Opinion: Cooper’s Legal Battles With Legislature Likely To Have Lasting Impact

Chief Justice Paul Newby Source: Maya Reagan, Carolina Journal

By Mitch Kokai

Roy Cooper will leave the North Carolina governor’s office in little more than two months. But it’s likely that two legal battles pitting the Democratic governor against Republican legislative leaders will continue after Cooper exits the state’s Executive Mansion.

Those battles could shift the balance of power between future governors and leaders of North Carolina’s General Assembly.

Both conflicts are tied to lawsuits titled Cooper v. Berger. The governor serves as plaintiff. Senate Leader Phil Berger, R-Rockingham, is named as lead defendant.

One suit involves the General Assembly’s plan to shift appointment authority for seven state boards and commissions. The second focuses on lawmakers’ attempt to remake the State Board of Elections.

Rather than continue with a five-member board dominated by members of the governor’s party, lawmakers want a board split evenly between the two major parties. Legislative leaders from both parties would appoint board members. The governor makes appointments now based on recommendations from party leaders.

In both lawsuits, Cooper argues that lawmakers are violating the state constitution’s separation of powers. He claims lawmakers are encroaching on his executive authority.

North Carolina’s five living former governors all back Cooper in the appointments fight. Three are fellow Democrats. Two are Republicans.
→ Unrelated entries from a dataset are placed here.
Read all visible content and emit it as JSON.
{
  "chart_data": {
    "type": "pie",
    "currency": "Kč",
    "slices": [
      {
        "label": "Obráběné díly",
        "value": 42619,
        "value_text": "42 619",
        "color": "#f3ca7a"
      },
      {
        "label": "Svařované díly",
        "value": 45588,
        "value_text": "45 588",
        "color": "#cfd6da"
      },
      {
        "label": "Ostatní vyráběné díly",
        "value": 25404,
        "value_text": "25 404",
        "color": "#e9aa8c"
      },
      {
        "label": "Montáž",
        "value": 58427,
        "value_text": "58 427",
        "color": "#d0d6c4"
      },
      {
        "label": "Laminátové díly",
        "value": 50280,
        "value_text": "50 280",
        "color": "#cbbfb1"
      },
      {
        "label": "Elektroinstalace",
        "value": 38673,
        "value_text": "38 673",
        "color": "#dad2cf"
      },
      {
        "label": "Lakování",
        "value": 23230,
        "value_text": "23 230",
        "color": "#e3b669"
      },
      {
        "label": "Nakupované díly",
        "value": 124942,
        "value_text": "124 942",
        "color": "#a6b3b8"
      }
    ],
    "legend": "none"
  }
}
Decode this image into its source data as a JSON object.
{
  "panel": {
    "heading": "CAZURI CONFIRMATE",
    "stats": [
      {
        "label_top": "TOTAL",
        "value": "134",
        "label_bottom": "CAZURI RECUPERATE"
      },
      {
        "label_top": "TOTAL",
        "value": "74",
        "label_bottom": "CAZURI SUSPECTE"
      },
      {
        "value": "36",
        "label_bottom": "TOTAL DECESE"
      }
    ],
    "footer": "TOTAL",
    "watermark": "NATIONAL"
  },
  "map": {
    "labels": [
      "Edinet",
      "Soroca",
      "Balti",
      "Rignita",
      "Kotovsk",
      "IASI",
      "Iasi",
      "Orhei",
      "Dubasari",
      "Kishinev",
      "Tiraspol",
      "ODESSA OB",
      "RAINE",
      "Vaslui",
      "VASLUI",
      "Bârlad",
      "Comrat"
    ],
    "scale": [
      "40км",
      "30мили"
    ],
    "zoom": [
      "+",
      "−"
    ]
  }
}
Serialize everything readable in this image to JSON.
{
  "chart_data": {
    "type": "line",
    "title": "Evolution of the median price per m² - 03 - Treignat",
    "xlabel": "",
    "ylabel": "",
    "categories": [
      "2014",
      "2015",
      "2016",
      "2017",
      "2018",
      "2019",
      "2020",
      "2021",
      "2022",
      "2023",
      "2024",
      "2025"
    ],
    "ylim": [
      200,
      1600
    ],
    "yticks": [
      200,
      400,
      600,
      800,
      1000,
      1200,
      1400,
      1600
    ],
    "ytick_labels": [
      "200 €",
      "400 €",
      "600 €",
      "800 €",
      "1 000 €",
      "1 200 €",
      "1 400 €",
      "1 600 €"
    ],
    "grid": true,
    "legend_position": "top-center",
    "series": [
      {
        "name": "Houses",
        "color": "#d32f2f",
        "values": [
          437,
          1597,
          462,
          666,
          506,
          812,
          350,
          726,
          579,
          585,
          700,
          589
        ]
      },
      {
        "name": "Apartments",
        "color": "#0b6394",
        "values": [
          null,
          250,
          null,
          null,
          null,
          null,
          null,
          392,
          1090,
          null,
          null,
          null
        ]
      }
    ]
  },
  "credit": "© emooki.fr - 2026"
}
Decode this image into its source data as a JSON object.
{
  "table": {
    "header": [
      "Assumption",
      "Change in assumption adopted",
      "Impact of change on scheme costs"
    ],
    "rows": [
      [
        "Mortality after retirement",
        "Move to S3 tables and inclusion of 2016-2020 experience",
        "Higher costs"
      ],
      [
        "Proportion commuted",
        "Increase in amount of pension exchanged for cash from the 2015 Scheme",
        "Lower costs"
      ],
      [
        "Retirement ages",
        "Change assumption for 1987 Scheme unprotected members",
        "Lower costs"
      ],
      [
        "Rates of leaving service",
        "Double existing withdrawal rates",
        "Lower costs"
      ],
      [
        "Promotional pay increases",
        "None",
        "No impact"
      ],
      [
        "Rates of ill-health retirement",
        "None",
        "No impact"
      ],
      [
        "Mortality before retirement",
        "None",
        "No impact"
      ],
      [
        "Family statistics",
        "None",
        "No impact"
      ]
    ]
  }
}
“They seek to ensure the faithful application of North Carolina’s separation-of-powers guarantee — a foundational principle that transcends politics,” according to an Oct. 8 court filing with the state Appeals Court.

Beyond support from his predecessors, Cooper relies heavily on two North Carolina Supreme Court precedents, McCrory v. Berger from 2016 and an earlier Cooper v. Berger dispute from 2018. The McCrory case dealt with appointments to state government boards. The Cooper case addressed an earlier plan to reconfigure the state elections board.

In both cases, the state’s highest court backed the governor in separation-of-powers disputes with top lawmakers.

Yet that doesn’t guarantee another win for the governor this time around.

The only justice who participated in the 2016 and 2018 cases and remains on the state Supreme Court today is Chief Justice Paul Newby. Newby dissented from both the McCrory and earlier Cooper decisions.

“All power not expressly granted to the federal government or limited by the constitution resides in the people and is exercised through the General Assembly,” Newby wrote in his 2016 dissent. “Since our original Constitution of 1776, except for a short time by explicit limitation, the General Assembly has had the constitutional authority to provide for the filling of statutory executive positions it creates.”

“As an exercise of the General Assembly’s lawmaking power, this appointment authority, both constitutionally prescribed and jurisprudentially recognized, does not implicate separation of powers because under our jurisprudence the authority to appoint the official has never been deemed the power to control the appointee,” Newby added.

Newby cast the lone dissenting vote in the high court’s 6-1 decision in McCrory. The 2018 Cooper ruling, in contrast, produced a 4-3 party-line split in a court led by Democrats.

One of the court’s three Republicans, Newby again issued a solo dissent. He rejected his Democratic colleagues’ argument that the General Assembly could not restructure the state elections board.

“In exercising judicial power under these circumstances, this Court violates the very separation-of-powers principle it claims to protect,” he wrote. “The Court strips the General Assembly of its historic, constitutionally prescribed authority to make the laws and creates a novel and sweeping constitutional power in the office of Governor — the authority to implement personal policy preferences.”

Then-Chief Justice Mark Martin, also a Republican, had written the majority opinion in the 2016 McCrory case. Yet Martin disagreed with the 2018 court’s approach to a power struggle between the governor and lawmakers.

“The majority opinion imposes a constitutional requirement that the Governor be able to appoint a majority of the members of the Bipartisan State Board of Elections and Ethics Enforcement from his own political party. In so doing, the majority deviates from our holding” in the McCrory case, Martin wrote.

The Cooper majority “impermissibly constrains the General Assembly’s constitutional authority to determine the structure of state administrative bodies,” Martin added.

Regardless of the outcome of next month’s election, Newby will lead a state Supreme Court with a Republican majority into 2025.

There’s no guarantee that the high court will take up either current Cooper v. Berger dispute now sitting with the state Appeals Court. But if either case reaches Newby and his colleagues, they could revisit the 2016 and 2018 precedents when settling North Carolina’s latest separation-of-powers disputes.

New rulings would influence future relations between state government’s top executive and leaders of the legislative branch.

Mitch Kokai is senior political analyst for the John Locke Foundation.